Matthew still marvels at the memory. “That showed us they had all of our best interests at heart and had truly taken an interest in our case.”
The team’s personal care and concern persisted as Nolan was slowly weaned from TPN.
“The greatest thing about the team is that they’ve always been available to us,” Amy says. “We’ve called them at all hours and they’re always there for us. They showed us they trusted us to take him home and take care of him.”
The team gradually increased the feeds though the g-line or “button” into Nolan’s stomach, weaning him from the nutrients provided by the TPN until it was “nothing but saline.” Matthew says.
Initially told to expect their son to be on TPN for at least five years, the team removed the TPN line when he was 13 months old.

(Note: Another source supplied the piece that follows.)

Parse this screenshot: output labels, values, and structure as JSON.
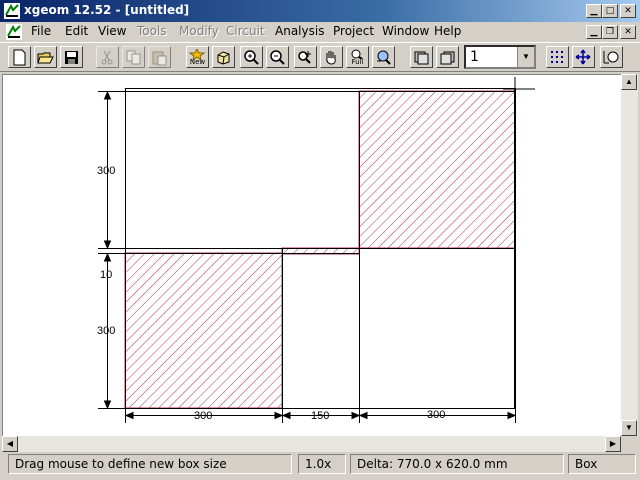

“It just blew us away,” Matthew says. “It gave us a greater sense of hope. This team knew us, they knew him and they had a plan.”
Nolan started eating solid foods when he was about 2-1/2 years old and hasn’t stopped since, preferring fruits and vegetables over candy, his parents say.
Today, he looks no different from any boy approaching his fourth birthday. The only signs that remain are hidden beneath his T-shirt – a horizontal scar and the g-button through which he receives feedings each day.
That, too, will one day change – if his parents have their wish. “Even though his hydration will always be an issue,” Amy says, “our goal is to have him off his feeds at age 5.”
They’ve started a website, www.nolanmiller.com, to document their son’s story and to provide encouragement and inspiration to other parents of children who suffer from NEC and short bowel syndrome. And they do their best to spread the word about the care and treatment they experienced through the Intestinal Rehabilitation Program.
Matthew tells the story of a recent visit he and Nolan made to The Nebraska Medical Center. There in the clinic waiting room were a couple and two mothers. Their babies were being fed through tubes and TPN lines.
“They looked tired and scared,” Matthew says. “I had to think, they must look like how Amy and I looked when all this started. So I told them, ‘You’re in the right place.’
“They asked me how I knew, so I lifted Nolan’s shirt and showed them his feeding button. They were amazed and went on and on about how he looked healthy and happy just like any other child.
“Right when they were thinking everything is bad and going downhill fast, here they could see what this team could do for them. They could see there really is hope.”
That’s important. Because, for the Millers and the dozens of parents like them, seeing is truly believing.